The rationale was that in the general context of theories and models, we make a distinction between a theory and its syntactic category, and so for consistency of the presentation this should also be made also for Lawvere theories. Of course historically somehow “Lawvere theory” got to be the term for the syntactic category of an algebraic theory. I’ll be happy with whatever you change it to.
I see; thanks. Regarding “Of course historically somehow” – there’s no mystery, of course, because as you know that is precisely one of the seminal ideas introduced in Lawvere’s thesis, that a “theory” is most usefully and elegantly presented as a structured (syntactic) category. Anyhow, I take your point.
I just changed the formulation slightly.
While I am happy with this identification, the distinction between theories and their syntactic categories is something that in large corners of the community is not taken for granted. It is for instance an ongoing matter of discussion in the HoTT community.
Maybe when you edit the entry (if that’s what you are about to do) you could, once you have changed it to your preferred wording, make sure that there appears a remark which highlights that while theories and their syntactic categories are not identical concepts, they may be nevertheless be equivalent (when suitably set up).
Ah, our messages overlapped.

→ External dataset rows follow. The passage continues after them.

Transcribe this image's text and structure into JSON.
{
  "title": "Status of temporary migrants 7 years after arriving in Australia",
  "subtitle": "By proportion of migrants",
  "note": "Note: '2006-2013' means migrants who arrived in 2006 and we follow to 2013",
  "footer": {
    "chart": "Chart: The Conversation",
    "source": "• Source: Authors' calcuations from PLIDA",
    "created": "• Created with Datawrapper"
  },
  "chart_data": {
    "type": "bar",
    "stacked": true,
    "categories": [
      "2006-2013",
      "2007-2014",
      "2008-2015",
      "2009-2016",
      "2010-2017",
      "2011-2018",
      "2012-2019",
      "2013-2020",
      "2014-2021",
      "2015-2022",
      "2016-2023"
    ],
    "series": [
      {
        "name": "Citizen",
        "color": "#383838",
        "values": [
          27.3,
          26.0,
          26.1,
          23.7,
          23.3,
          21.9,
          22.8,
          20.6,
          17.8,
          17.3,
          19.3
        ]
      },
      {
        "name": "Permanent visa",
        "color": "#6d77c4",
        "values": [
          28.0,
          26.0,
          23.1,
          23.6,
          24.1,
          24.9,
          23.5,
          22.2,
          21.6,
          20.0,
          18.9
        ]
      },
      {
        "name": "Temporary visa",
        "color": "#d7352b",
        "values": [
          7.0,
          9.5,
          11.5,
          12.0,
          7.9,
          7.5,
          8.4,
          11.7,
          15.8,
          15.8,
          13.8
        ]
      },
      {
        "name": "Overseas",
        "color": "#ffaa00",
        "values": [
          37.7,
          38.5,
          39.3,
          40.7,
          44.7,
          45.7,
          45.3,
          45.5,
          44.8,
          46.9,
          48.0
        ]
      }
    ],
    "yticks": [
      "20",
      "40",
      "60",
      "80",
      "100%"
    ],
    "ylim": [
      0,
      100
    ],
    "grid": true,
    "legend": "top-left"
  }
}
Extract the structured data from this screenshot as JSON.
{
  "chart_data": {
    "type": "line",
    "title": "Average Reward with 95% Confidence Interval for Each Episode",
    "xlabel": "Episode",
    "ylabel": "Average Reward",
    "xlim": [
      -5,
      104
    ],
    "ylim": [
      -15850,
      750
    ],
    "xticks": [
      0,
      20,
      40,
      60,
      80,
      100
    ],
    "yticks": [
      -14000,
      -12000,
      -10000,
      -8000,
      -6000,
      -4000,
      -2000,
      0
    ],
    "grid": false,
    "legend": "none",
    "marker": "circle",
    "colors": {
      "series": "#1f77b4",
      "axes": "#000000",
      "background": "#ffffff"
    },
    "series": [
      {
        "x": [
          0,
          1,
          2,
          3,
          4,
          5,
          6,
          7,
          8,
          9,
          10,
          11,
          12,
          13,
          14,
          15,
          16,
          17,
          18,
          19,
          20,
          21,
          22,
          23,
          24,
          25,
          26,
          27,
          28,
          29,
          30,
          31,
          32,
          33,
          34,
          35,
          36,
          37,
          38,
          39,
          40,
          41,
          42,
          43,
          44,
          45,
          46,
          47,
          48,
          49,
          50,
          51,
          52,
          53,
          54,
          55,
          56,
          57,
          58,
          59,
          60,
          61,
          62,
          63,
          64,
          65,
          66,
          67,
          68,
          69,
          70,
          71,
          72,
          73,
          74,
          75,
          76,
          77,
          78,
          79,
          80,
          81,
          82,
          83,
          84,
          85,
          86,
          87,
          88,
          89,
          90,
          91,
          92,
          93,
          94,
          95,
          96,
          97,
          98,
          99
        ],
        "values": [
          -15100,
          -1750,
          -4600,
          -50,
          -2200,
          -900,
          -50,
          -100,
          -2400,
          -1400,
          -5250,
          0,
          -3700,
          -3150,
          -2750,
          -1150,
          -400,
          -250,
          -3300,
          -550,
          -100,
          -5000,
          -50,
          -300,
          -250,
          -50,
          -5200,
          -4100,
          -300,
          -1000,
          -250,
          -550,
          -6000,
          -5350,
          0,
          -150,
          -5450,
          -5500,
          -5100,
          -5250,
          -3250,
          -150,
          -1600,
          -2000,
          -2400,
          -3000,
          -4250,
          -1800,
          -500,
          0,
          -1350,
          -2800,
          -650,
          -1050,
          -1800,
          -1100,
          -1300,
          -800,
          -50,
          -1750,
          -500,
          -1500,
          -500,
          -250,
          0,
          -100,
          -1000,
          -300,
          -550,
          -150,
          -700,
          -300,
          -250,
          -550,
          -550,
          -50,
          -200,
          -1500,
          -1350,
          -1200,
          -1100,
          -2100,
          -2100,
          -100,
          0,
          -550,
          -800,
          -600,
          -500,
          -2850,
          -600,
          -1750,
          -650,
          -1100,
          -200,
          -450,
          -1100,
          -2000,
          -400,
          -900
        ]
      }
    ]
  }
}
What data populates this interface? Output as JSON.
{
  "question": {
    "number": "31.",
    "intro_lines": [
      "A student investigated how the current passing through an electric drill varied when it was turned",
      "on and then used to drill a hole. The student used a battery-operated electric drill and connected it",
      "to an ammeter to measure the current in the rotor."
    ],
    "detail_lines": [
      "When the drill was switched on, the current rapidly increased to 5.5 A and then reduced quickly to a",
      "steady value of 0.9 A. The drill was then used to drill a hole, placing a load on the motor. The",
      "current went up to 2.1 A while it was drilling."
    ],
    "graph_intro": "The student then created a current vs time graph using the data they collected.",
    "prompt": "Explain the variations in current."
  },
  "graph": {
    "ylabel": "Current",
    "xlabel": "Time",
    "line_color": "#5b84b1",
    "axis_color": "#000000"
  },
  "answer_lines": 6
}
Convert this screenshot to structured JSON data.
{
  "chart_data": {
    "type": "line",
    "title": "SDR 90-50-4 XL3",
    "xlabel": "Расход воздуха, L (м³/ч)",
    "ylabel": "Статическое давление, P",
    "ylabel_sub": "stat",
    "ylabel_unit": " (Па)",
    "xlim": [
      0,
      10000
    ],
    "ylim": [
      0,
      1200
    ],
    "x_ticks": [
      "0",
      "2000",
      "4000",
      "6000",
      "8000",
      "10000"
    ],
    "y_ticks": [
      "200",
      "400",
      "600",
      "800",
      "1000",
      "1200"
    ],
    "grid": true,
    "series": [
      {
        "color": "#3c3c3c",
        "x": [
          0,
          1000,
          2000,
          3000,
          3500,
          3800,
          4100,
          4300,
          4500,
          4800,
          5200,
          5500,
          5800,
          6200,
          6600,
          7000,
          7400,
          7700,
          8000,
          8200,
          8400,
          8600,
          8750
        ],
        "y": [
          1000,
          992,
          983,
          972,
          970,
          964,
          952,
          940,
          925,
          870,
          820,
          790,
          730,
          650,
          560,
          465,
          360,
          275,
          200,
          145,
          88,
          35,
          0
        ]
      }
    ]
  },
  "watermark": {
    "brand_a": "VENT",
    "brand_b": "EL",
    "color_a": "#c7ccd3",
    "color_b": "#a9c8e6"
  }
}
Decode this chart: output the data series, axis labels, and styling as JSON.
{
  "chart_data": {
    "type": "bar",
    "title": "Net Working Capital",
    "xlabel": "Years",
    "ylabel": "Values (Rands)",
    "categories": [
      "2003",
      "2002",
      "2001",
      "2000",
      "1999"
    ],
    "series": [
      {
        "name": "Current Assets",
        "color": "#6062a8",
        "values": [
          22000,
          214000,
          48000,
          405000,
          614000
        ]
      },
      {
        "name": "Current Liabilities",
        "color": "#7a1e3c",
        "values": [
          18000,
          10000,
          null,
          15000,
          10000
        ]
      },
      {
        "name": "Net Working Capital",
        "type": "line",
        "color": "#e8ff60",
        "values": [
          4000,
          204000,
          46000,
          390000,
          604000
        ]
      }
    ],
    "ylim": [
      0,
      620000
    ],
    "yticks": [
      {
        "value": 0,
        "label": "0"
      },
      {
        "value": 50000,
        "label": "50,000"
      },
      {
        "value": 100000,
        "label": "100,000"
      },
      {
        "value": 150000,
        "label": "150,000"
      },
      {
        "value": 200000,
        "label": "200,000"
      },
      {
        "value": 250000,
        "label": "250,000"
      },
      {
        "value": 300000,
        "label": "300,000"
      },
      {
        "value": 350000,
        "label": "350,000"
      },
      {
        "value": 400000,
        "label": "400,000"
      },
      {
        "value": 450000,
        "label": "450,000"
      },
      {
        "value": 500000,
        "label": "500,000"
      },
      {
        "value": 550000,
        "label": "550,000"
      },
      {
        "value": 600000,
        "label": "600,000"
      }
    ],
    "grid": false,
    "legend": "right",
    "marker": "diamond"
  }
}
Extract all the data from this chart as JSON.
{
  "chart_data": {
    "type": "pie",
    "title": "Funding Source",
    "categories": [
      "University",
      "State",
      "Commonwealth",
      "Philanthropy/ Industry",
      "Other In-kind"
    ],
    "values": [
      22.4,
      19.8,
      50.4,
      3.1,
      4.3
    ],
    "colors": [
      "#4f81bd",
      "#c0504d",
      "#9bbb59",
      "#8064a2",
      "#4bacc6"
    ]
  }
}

Okay, thanks!
Relevant historical discussion: https://golem.ph.utexas.edu/category/2010/07/what_is_a_theory.html
Thanks for bringing up that thread, Mike. I think I only lightly skimmed it the first time around (which I am badly in the habit of doing, I’m afraid); it was enjoyable reading this time around.
At some point there was a mini-revelation of how different conceptions of theory could be stratified according to the level (sorts, operations, axioms) where one considers taking closures, and there was some brief discussion of what terminology would be good (-axiomatized, -embodied, etc.). Did you come up with something in the end (even privately?). A possibility that occurs to me here is “-saturation”. For example, I think of a Lawvere theory as a kind of saturation of a traditional theory by closing up under all definable operations to obtain something unbiased. [Similarly, I think of the (usual method of) strictification of a monoidal category as a saturation under cliques or ana-objects to obtain something unbiased.] Something about “-saturated” rolls off my tongue maybe a little more easily (maybe because you don’t have two vowel sounds in quick succession as one does with “-axiomatized”).
No, I don’t remember deciding on any terminology for that.